The Nash Ensemble presented a programme featuring the big Romantic heavyweights, part of its ongoing Wigmore Hall series, that ended with Brahms by way of Schumann and Wagner. We opened with the rather peculiar Andante and Variations, which gave us Schumann in rich and sumptuous mood, tinged with the elegiac.
It’s not an easy work to love, though it does have plenty of strikingly textural moments and the Nash did fine work with what was there. It’s a piece that feels somehow both too full and too empty: on the one hand, middle registers fat with harmonies and warmth from the two cellos and richness of the horn, with yet more thick musical mortar provided by the two pianos. On the other, the writing for the cellos often feels a bit bland, accompanying rather than contributing, alongside some fairly prosaic interjections from the horn. And Richard Watkins’ horn-playing was excellent, thoughtfully balanced where necessary and offering heroic lustrousness in the horn calls dotted throughout, building layers of warmth with the soulful cellos of Bjørg Lewis and Adrian Brendel.
Schumann seemed to have a bit of bother with it himself, reworking it following Mendelssohn’s suggested version for piano duet, which proves more musically incisive. Indeed the piece was at its most animated in the deft rhythmic and lyrical exchanges between Alasdair Beatson and Ian Brown, whose musical dialogue particularly sparkled in the Animato variation. But the piece was redolent of having too much festive Stollen: dense and heavy and smeared with cloying marzipan, with Schumann’s generous portions resulting in something of a musical torpor.
Wagner’s Wesendonck-Lieder followed, performed by mezzo Christine Rice. Wagner is clearly less comfortable setting other people’s texts – here Mathilde Wesendonck’s poetry – and his piano writing feels like the sketches for something that really ought to be filled out by orchestra. We are a million miles away from the expressive economy and intimacy of the great songs of Schubert or Schumann and in want of the self-contained narratives both of them could so brilliantly muster in their songs. What the Wesendonck offer instead are intensely impressionistic, hothouse pictures of feeling, which is fine, but makes them feel both too big and too small as Lieder in their own right.

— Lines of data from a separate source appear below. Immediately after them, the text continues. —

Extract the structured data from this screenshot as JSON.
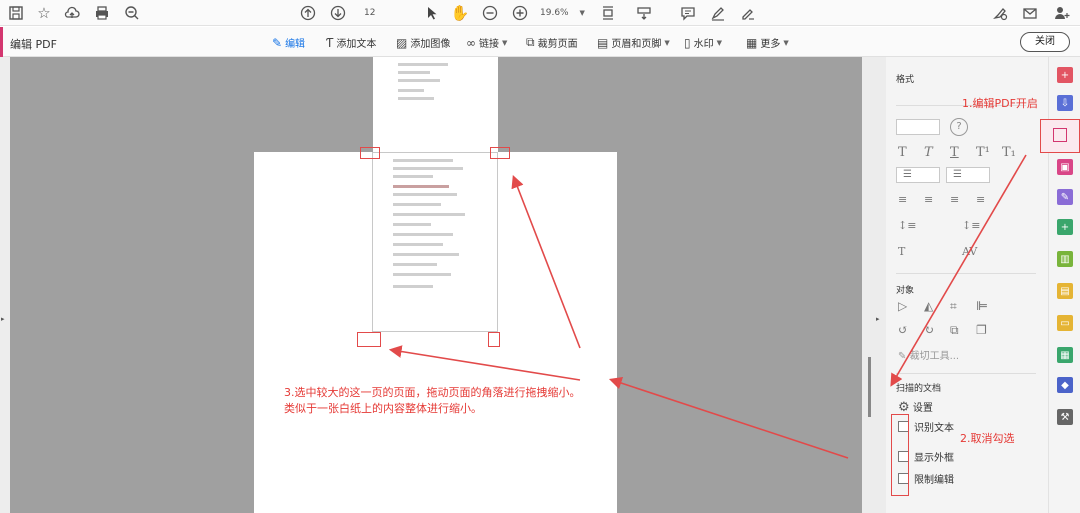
{
  "topbar": {
    "page_number": "12",
    "zoom": "19.6%"
  },
  "editbar": {
    "mode_label": "编辑 PDF",
    "tools": {
      "edit": "编辑",
      "add_text": "添加文本",
      "add_image": "添加图像",
      "link": "链接",
      "crop": "裁剪页面",
      "header_footer": "页眉和页脚",
      "watermark": "水印",
      "more": "更多"
    },
    "close_label": "关闭"
  },
  "panel": {
    "format_title": "格式",
    "objects_title": "对象",
    "crop_tool_label": "裁切工具...",
    "scanned_title": "扫描的文档",
    "settings_label": "设置",
    "recognize_text": "识别文本",
    "show_outline": "显示外框",
    "restrict_edit": "限制编辑"
  },
  "annotations": {
    "step1": "1.编辑PDF开启",
    "step2": "2.取消勾选",
    "step3_line1": "3.选中较大的这一页的页面，拖动页面的角落进行拖拽缩小。",
    "step3_line2": "类似于一张白纸上的内容整体进行缩小。"
  },
  "colors": {
    "accent": "#d3366f",
    "active_tool": "#1473e6",
    "annotation": "#e53935",
    "canvas": "#a0a0a0"
  }
}
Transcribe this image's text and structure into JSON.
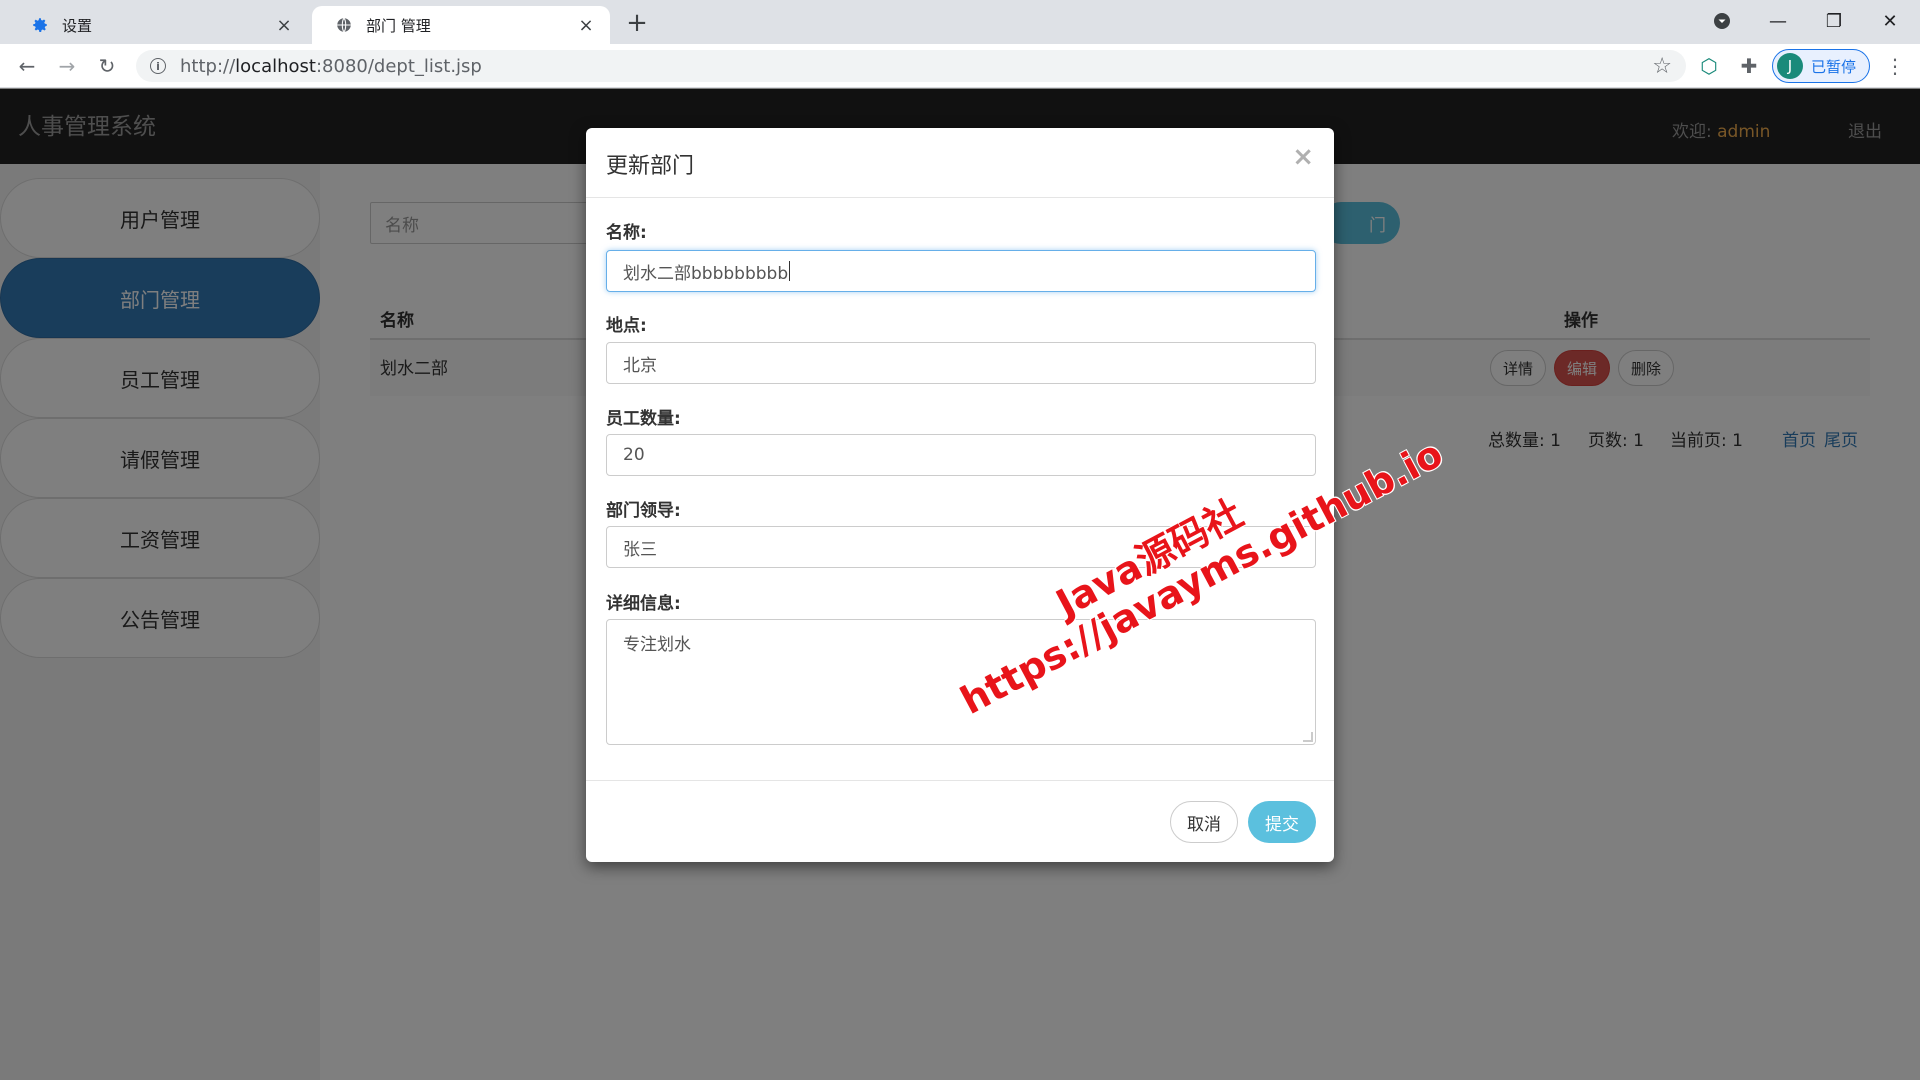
{
  "browser": {
    "tabs": [
      {
        "title": "设置",
        "icon": "gear-icon"
      },
      {
        "title": "部门 管理",
        "icon": "globe-icon"
      }
    ],
    "url_prefix": "http://",
    "url_host": "localhost",
    "url_path": ":8080/dept_list.jsp",
    "profile_initial": "J",
    "profile_label": "已暂停"
  },
  "header": {
    "brand": "人事管理系统",
    "welcome_label": "欢迎: ",
    "username": "admin",
    "logout": "退出"
  },
  "sidebar": {
    "items": [
      {
        "label": "用户管理"
      },
      {
        "label": "部门管理",
        "active": true
      },
      {
        "label": "员工管理"
      },
      {
        "label": "请假管理"
      },
      {
        "label": "工资管理"
      },
      {
        "label": "公告管理"
      }
    ]
  },
  "main": {
    "search_placeholder": "名称",
    "add_button_visible_text": "门",
    "table": {
      "headers": [
        "名称",
        "操作"
      ],
      "rows": [
        {
          "name": "划水二部",
          "actions": [
            "详情",
            "编辑",
            "删除"
          ]
        }
      ]
    },
    "pager": {
      "total_label": "总数量: 1",
      "pages_label": "页数: 1",
      "current_label": "当前页: 1",
      "first": "首页",
      "last": "尾页"
    }
  },
  "modal": {
    "title": "更新部门",
    "close": "×",
    "fields": {
      "name_label": "名称:",
      "name_value": "划水二部bbbbbbbbb",
      "location_label": "地点:",
      "location_value": "北京",
      "count_label": "员工数量:",
      "count_value": "20",
      "leader_label": "部门领导:",
      "leader_value": "张三",
      "detail_label": "详细信息:",
      "detail_value": "专注划水"
    },
    "cancel": "取消",
    "submit": "提交"
  },
  "watermark": {
    "line1": "Java源码社",
    "line2": "https://javayms.github.io"
  },
  "colors": {
    "primary": "#337ab7",
    "info": "#5bc0de",
    "danger": "#d9534f",
    "navbar": "#222222",
    "watermark": "#e8141a"
  }
}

Whatever the generic and formal ambiguities of the songs, there can be no faulting Rice’s accomplished performance, which invested every phrase with dramatic and emotional intensity. Träume, which Wagner himself described as a study for the great Act 2 duet in Tristan und Isolde, was a particular highlight, floating and soaring alternately; Stehe still! was fierce, psychologically intense, delivered with real bite and heft, offering glimpses of the modernist monodramas like Erwartung that would follow this music in the 20th century. A few early intonation wobbles aside, along with a slight unease about dynamic control, this was a luxury performance.